Forages en mer : quels dangers ?

20/04/20

Le 20 avril 2020, nous commémorons le triste 10ème anniversaire de la plus grande marée noire de l’histoire. En 2010, l’explosion du Deepwater Horizon, le puits offshore le plus profond au monde, a marqué les esprits. Les 500 millions de litres de pétrole libérés dans l’océan, plus de 400 espèces marines impactées et la destruction des colonies de coraux sur une surface de près de 3 000 m2 sont autant de conséquences de ce tragique accident qui a coûté la vie à 11 personnes. Aujourd’hui, malgré les risques, les forages sont toujours autorisés dans toutes les mers européennes (par 14 pays de l’UE). Cet anniversaire est l’occasion de revenir sur les dangers de cette activité.  

Qu’est-ce qu’un forage ?  

Les forages sont des exploitations pétrolières ou gazières de gisements en mer, au moyen de plateformes de forage. L’offshore peu profond (jusqu’au 300m de profondeur d’eau), est pratiqué dès la fin du XIXème siècle. Cependant, comme les réserves de pétrole et de gaz diminuent, les forages deviennent de plus en plus profonds. Aujourd’hui, les plateformes les plus modernes peuvent être positionnés à des endroits de plus de 3 000m d’hauteur d’eau, avec la profondeur de forage allant jusqu’à près de 12 000m. Cette tendance implique des technologies de plus en plus élaborées et des risques accrus pour les humains et l’environnement. 

Ces opérations en mer se déroulent généralement en quatre étapes : la prospection, l’exploration, l’exploitation et le démantèlement. Toutes ces phases représentent un danger pour les humains, la biodiversité marine et la qualité de l’eau. 

Une menace pour la biodiversité et la qualité de l’eau 


En amont, avant d’investir les lieux, les entreprises ont recours à des levés sismiques dans le cadre d’une phase d’exploration. Ces études sont extrêmement nocives : le bruit émit assourdit les mammifères marins et provoque leurs échouages, tout en ayant un impact sur les poissons et le plancton.  

Ensuite, les forages en mer représentent un grand risque de déversements et de marées noires. La fuite d’Elgin en 2012 en est un exemple : près de 6 000 tonnes de gaz se sont échappées dans l’océan pendant 7 semaines, générant un nuage de plus de 11km de longueur. 

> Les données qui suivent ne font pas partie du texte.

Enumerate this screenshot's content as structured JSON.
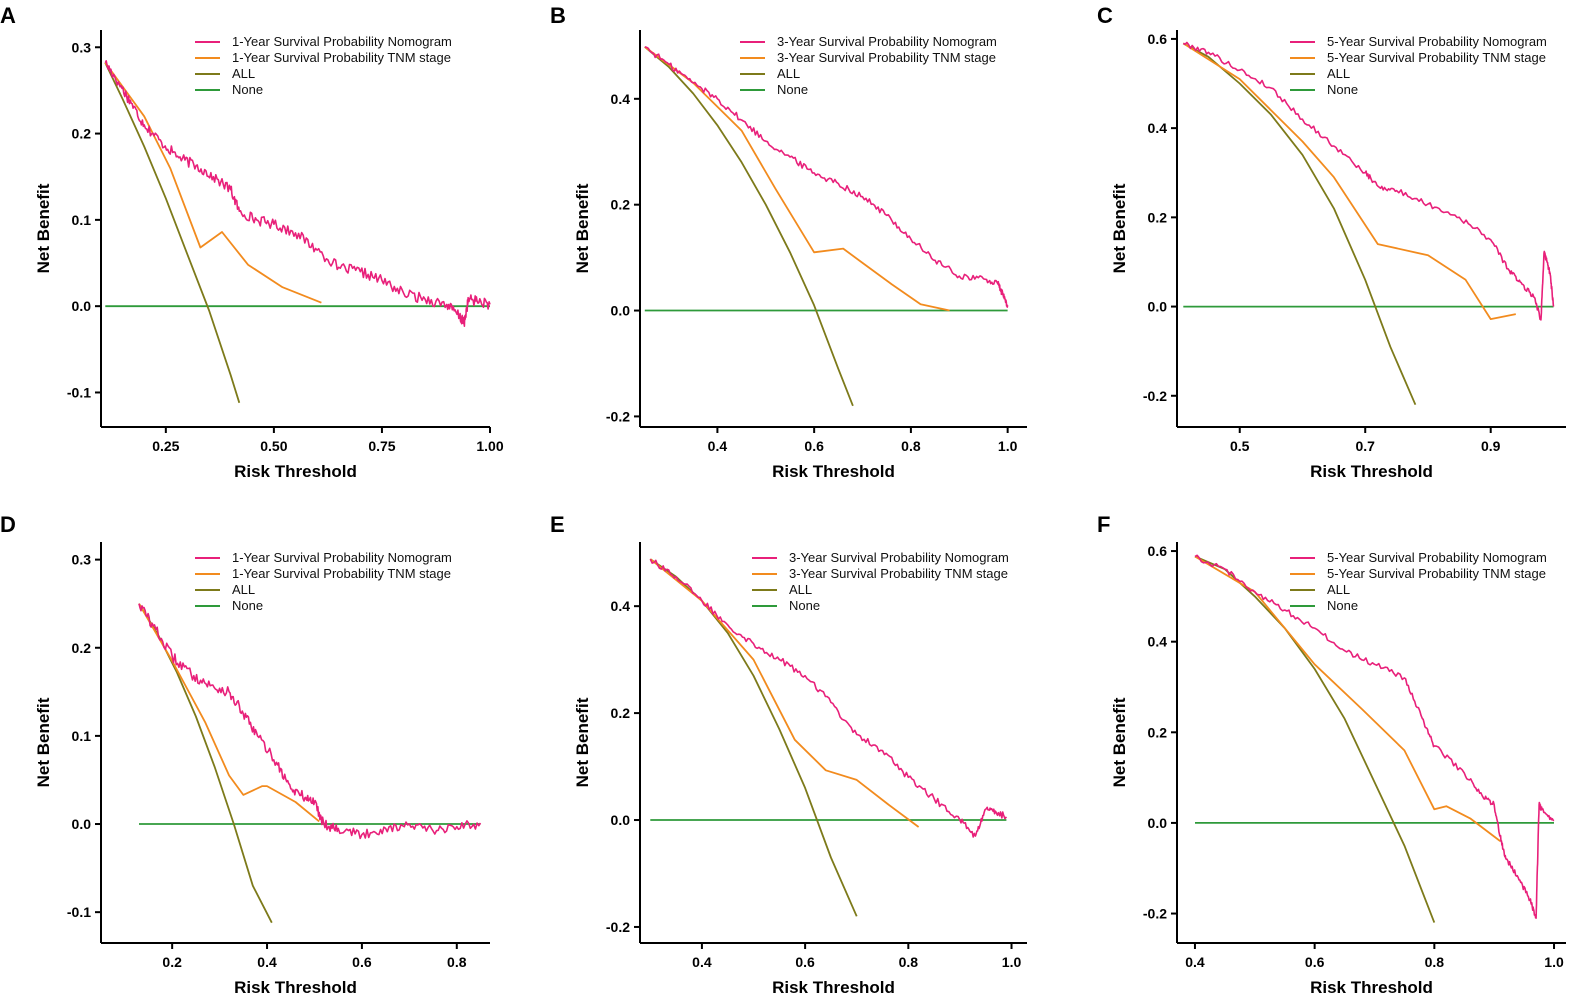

De plus, le rejet quotidien de substances toxiques pollue les eaux. En particulier, les boues fluides contenant de l’arsenic, du mercure, des matières radioactives ont des conséquences irréversibles pour l’environnement. 

Enfin, sans démantèlement adapté, ces plateformes deviennent des déchets en mer, en laissant sur place des milliers de tonnes d’eaux contaminées, les bases en béton et une partie de la structure. 

Des forages dans les zones fragiles 


Malgré l’état particulièrement fragile de certaines zones dans l’océan, on voit que les forages y sont bien trop souvent autorisés. Il s’agit tout d’abord des aires marines protégées (AMP) qui ont été créés afin de préserver les écosystèmes les plus fragiles. Il va sans dire que les activités d’exploitation et exploration des hydrocarbures sont incompatibles avec cet objectif de conservation. Deuxièmement, les forages ne sont pas interdits dans les eaux arctiques. Néanmoins, la probabilité d'un accident y est plus élevée compte tenu des conditions complexes de travail – mais ses conséquences seraient plus catastrophiques car il s'agit d'un écosystème précieux et véritablement unique. 

La position de Surfrider Europe 


Surfrider Europe et tous les signataires du Manifesto "Toward an EU offshore drilling ban", publié aujourd’hui, appellent l’Union Européenne et ses Etats-Membres à :

    → S'engager à ne plus délivrer, à partir de 2023, de nouveaux permis pour exploitation ou exploration pétrolières et gazières.   

    → S'engager à un objectif d’arrêt total d'opérations pétrolières et gazières en mer d'ici 2035.   

    → Interdire l'exploitation et l’exploration dans les aires marines protégées (AMP) et leurs environs.   

    → Interdire les forages dans les zones arctiques.  

En 2020, l’Union européenne va réviser sa Directive sur la sécurité des opérations pétrolières et gazières en mer. Surfrider Europe continuera la campagne au niveau législatif, en travaillant pour une révision ambitieuse de ce texte. 

Ce combat contre les forages pétroliers en mer devrait définir l’avenir de notre continent. Nous devons mettre fin à notre addiction aux énergies fossiles, en commençant par les forages en mer. Ce combat commence dès aujourd’hui.